Native Studies prof considers hunger strike

    (Book Sadprasid\The Aquinian)
    (Book Sadprasid\The Aquinian)
    (Book Sadprasid\The Aquinian)

    A dispute over a social work course has Native Studies professor Roland Chrisjohn mulling the idea of a hunger strike.

    “No, I’m not talking about my fast until I’m sure myself that it’s a fast,” said Chrisjohn in an email to The Aquinian.

    A social media post, made by a colleague of Chrisjohn, surfaced last week, citing the professor’s concerns about the university’s direction for the class. It said the professor has been on a hunger strike since Feb.1 because he was asked to teach a research methodology course but later “his signed contract was summarily declared null.”

    The same post was also emailed to department members.  The university said a grievance process with the faculty association has been going on for weeks, but they weren’t aware of the latest action until the social media post surfaced.

    “To my knowledge Dr. Chrisjohn has not been in contact with the university administration,” said university spokesman, Jeffrey Carleton. “From the university’s perspective, the concern is not from an academic freedom or a historical or a long-standing grievance. It relates to teaching course content that was reviewed and approved by Senate.”

    The social work course is required for students to complete the program. The university said the professor now teaching it has met the requirements to teach the course and has previously taught it. But Carleton did not specify what those requirements are.

    A group of students are backing the professor. The group plans on circulating a petition supporting Chrisjohn, after a press release expected sometime this week.

    “Due to the nullification of a binding contract by the university, Dr. Chrisjohn has decided to take up a hunger strike as a means to raise awareness to the ongoing breach of academic freedoms the university has committed against him,” wrote Lauran Hass, a student whose organizing the petition. “Students of Dr. Chrisjohn have become concerned that the university has not taken this situation seriously. We urge St. Thomas University to take note of this ongoing plight, as we do not wish to see our beloved professor suffer any longer.”

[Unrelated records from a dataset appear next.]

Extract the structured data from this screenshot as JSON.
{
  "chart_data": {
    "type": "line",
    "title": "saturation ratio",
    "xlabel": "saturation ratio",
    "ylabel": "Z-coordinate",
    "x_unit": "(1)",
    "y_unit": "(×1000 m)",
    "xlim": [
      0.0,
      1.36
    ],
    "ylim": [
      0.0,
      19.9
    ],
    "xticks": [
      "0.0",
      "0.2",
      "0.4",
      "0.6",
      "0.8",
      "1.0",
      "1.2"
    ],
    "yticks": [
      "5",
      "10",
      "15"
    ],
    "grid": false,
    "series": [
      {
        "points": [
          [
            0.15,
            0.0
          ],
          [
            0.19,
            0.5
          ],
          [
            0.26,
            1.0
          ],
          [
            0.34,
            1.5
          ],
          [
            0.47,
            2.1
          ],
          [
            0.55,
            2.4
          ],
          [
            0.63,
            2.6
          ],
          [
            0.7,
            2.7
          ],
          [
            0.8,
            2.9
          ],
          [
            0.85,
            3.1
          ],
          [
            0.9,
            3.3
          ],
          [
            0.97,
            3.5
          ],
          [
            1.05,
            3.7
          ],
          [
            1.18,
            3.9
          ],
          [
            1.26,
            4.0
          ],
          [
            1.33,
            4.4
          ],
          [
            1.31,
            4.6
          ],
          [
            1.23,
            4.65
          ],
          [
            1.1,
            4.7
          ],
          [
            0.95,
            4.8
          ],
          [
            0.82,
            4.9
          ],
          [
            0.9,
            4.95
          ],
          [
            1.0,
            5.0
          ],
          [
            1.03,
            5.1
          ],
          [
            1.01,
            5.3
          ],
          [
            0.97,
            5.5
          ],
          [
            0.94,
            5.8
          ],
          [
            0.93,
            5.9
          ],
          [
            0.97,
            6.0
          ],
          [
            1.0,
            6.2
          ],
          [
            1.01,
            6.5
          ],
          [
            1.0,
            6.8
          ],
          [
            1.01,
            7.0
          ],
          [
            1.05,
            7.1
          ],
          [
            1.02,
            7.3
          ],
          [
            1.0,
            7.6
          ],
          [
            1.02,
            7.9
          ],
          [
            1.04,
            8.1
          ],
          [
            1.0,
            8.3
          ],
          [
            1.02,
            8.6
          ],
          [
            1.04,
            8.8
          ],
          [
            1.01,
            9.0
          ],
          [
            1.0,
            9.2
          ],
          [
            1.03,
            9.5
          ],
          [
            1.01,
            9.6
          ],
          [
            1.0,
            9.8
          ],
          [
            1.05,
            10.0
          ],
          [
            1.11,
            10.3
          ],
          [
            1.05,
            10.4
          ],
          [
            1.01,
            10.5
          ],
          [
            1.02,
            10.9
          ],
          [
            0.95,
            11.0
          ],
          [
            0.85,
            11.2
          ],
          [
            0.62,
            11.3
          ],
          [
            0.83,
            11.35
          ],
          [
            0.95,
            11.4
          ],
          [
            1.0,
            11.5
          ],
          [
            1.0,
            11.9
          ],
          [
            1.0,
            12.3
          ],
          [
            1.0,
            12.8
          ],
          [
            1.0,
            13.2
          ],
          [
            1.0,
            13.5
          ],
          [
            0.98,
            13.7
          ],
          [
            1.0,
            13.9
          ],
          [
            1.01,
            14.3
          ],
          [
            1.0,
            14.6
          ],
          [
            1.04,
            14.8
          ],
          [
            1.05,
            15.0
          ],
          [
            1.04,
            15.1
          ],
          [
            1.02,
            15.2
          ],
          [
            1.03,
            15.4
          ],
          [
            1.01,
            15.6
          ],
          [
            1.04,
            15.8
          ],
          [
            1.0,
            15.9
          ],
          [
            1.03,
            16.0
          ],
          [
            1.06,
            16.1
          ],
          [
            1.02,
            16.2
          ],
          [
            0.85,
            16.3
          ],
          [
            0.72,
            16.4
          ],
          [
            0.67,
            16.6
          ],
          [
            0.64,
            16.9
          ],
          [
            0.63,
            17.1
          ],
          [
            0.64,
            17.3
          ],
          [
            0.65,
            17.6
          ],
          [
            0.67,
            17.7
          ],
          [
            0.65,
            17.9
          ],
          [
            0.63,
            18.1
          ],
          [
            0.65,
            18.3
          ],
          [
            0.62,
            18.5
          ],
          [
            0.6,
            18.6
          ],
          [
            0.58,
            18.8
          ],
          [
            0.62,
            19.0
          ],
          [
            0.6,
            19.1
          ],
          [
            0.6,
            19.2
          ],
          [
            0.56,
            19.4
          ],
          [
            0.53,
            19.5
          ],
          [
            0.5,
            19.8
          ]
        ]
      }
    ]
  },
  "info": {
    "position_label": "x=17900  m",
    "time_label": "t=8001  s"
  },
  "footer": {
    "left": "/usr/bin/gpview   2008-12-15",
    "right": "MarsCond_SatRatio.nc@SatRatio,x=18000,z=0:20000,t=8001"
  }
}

    The social media post by his colleague mentioned past grievances between him and the university. In the 2012-2013 school year, D’Arcy Vermette, a native studies professor, took issue with the creation of the Aboriginal Resource Centre in 2012. By the end of the 2013 school year, Vermette resigned his position and took a position at the University of Alberta law school.

    That same year Andrea Bear-Nicholas’s term as endowed chair came to an end. She had been at St. Thomas since 1993. Chrisjohn has been at the university since 1998 and, according to the social media post, has taken issue with the university on other issues throughout the years.

    “The issues several years back were formally investigated and resolved. From the university’s perspective we will be focusing on the current issue,” said Carleton.